Begining of this week I was crying over how cold me and my child are at home as we cant afford heating or hot water (all wired up to electric) and the flat is so cold as its the end of the building, my child has a cold because of it.
I am also paying off the electric debt for which I used to survive last winter which is why I have barely any money to cook more than once a week let alone bills.
I moved where I live 2 years ago after the flat I was living in before got broken into and ransacked my daughter was 8days old, I had 4 days to find somewhere. The rent went from £500 a week to £340 a week after cuts were made to this postcode early this year. I have no family, I am completely by myself and last night I calculated my annual Benefit. Its £3K.
Watching QuestionTime worried me even further to hear the attitudes, I AM shaking like a leaf, I have been crying all night - the cuts they are making seems to be on the basis of people having loads of children to get more benefits to live a high lifestyle but there are genuine situations like mine who are in this circumstance not willy nilly.
I dont know what is going to happen to my daughter and I. I have just found her a school and we have well and truely nested.
When my child is in pre-school I will be running to university to get a degree which I will only get help to do if I am not working(i think)...

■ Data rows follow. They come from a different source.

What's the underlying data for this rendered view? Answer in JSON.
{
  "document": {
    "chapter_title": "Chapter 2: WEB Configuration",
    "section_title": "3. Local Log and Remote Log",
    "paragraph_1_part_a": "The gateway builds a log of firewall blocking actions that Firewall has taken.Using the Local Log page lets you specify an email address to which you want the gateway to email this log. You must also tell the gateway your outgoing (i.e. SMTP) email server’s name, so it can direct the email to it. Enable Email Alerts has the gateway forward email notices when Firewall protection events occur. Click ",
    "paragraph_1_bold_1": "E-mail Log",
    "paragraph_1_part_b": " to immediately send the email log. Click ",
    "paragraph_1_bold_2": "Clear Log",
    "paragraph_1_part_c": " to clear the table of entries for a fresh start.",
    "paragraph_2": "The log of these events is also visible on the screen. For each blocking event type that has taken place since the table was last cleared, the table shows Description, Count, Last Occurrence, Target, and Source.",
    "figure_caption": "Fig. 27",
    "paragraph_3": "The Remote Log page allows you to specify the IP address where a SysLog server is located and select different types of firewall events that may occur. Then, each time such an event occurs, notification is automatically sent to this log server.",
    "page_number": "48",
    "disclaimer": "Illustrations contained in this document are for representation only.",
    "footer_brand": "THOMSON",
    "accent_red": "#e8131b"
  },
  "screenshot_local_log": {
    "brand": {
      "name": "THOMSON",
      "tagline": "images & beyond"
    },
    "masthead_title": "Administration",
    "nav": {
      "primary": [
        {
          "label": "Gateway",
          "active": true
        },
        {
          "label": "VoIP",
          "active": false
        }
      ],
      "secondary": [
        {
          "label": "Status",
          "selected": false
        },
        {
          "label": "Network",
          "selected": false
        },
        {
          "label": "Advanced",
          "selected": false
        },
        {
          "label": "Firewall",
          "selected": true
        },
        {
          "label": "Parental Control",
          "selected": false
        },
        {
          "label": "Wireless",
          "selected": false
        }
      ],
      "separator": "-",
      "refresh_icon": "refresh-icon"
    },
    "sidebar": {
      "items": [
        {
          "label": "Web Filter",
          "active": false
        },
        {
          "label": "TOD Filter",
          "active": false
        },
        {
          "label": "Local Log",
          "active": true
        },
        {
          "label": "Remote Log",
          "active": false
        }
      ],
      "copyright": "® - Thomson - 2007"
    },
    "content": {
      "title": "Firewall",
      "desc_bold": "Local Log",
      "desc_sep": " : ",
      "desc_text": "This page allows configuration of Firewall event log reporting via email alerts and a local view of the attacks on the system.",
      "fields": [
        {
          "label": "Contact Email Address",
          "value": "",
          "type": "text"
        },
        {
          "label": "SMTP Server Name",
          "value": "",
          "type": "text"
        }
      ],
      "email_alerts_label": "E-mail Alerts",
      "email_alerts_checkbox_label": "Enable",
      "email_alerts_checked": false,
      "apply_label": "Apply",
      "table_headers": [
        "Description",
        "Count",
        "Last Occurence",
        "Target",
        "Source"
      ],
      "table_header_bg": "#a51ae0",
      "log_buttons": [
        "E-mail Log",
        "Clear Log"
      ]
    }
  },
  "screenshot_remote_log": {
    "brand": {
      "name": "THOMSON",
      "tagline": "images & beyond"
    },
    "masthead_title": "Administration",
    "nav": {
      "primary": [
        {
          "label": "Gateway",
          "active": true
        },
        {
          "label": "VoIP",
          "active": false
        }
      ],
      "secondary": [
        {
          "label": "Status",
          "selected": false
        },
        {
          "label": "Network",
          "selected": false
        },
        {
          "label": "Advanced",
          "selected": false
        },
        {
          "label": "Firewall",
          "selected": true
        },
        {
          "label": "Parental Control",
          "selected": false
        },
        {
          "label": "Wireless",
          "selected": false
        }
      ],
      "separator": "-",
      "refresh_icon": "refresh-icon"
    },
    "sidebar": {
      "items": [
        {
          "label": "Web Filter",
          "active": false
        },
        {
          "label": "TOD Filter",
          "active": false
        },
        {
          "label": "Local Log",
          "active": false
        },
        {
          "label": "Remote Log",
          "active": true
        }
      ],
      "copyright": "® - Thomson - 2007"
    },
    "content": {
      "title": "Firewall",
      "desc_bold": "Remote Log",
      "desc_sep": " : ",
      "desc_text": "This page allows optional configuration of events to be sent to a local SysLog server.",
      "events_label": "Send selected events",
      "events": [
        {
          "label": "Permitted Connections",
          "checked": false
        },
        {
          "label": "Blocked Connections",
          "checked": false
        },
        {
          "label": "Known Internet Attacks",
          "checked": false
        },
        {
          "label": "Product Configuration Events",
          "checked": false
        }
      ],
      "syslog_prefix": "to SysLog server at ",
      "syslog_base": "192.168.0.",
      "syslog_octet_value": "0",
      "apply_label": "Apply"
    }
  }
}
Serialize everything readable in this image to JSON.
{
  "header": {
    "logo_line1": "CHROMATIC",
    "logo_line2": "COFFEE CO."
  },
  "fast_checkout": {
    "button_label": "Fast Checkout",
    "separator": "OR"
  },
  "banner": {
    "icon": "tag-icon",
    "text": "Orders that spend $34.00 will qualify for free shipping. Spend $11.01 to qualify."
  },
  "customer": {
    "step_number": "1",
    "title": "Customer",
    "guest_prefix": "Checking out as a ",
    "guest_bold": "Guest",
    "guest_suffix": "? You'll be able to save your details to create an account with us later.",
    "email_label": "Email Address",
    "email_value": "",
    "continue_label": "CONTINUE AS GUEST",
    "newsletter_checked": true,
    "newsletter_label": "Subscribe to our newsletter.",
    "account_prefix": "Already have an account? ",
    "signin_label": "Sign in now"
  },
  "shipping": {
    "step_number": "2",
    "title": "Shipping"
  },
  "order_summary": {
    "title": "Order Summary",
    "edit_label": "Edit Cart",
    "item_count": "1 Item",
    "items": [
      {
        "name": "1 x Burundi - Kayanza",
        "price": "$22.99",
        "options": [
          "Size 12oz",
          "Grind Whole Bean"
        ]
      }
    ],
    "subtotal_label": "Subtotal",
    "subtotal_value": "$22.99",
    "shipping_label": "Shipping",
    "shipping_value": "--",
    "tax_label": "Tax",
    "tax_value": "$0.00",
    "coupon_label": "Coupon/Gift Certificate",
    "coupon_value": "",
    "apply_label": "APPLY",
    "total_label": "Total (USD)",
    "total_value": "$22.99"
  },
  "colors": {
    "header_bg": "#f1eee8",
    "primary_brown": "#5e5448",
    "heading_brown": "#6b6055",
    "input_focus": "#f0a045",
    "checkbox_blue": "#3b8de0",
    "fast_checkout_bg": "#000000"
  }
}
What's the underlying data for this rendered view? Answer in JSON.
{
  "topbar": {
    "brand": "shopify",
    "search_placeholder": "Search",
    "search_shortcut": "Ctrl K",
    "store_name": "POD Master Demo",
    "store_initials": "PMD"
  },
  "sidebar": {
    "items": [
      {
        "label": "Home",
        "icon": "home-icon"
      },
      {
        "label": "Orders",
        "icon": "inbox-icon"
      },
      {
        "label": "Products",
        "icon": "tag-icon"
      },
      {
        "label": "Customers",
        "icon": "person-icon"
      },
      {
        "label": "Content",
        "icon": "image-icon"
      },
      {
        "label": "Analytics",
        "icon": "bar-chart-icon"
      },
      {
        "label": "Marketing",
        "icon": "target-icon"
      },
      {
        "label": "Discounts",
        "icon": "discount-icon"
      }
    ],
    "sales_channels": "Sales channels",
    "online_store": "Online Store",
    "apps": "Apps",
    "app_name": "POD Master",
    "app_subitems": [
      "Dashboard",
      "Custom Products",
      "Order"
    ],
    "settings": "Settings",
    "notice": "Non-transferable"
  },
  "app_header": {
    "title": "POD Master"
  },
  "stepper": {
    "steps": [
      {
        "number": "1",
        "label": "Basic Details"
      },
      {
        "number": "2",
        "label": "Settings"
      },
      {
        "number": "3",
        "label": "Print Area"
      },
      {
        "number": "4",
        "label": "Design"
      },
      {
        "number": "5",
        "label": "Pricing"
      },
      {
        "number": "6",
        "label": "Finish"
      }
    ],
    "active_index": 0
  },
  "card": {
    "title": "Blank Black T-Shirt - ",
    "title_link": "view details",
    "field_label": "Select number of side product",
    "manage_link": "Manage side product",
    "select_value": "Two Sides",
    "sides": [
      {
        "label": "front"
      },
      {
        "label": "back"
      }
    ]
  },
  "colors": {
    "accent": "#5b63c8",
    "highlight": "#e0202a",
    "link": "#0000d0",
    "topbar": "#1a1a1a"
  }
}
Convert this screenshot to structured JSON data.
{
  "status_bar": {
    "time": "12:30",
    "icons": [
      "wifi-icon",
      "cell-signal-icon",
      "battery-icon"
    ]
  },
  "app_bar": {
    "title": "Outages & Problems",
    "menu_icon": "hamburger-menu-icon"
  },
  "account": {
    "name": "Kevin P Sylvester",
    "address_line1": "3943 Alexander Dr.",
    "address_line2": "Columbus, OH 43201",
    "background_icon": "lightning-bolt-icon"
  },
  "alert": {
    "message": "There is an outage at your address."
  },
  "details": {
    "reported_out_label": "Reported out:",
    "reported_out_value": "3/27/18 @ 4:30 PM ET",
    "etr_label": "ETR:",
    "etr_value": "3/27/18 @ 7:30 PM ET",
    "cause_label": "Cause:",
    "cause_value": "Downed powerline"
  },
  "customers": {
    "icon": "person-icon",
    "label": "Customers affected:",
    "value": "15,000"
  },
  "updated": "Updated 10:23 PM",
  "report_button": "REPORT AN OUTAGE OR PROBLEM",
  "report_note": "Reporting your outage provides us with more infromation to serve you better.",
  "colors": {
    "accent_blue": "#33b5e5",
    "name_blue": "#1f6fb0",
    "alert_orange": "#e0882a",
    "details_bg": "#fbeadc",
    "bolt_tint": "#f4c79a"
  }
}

You know all I want to do is bring home the bacon, I dont have enough qualifications to get a job better than a telephonist, I just want to study so I can get a REAL paying job cos at the moment whatever I earned will open more expenses the debt repayments wil be increased, I will have to pay part of my rent, I will lose discounts on my electric, and so much more but worst of all I wont be able to study as I cant afford it.
I am NOT work shy or see benefits as a way of life!
Sorry for rambling but I am all over the place.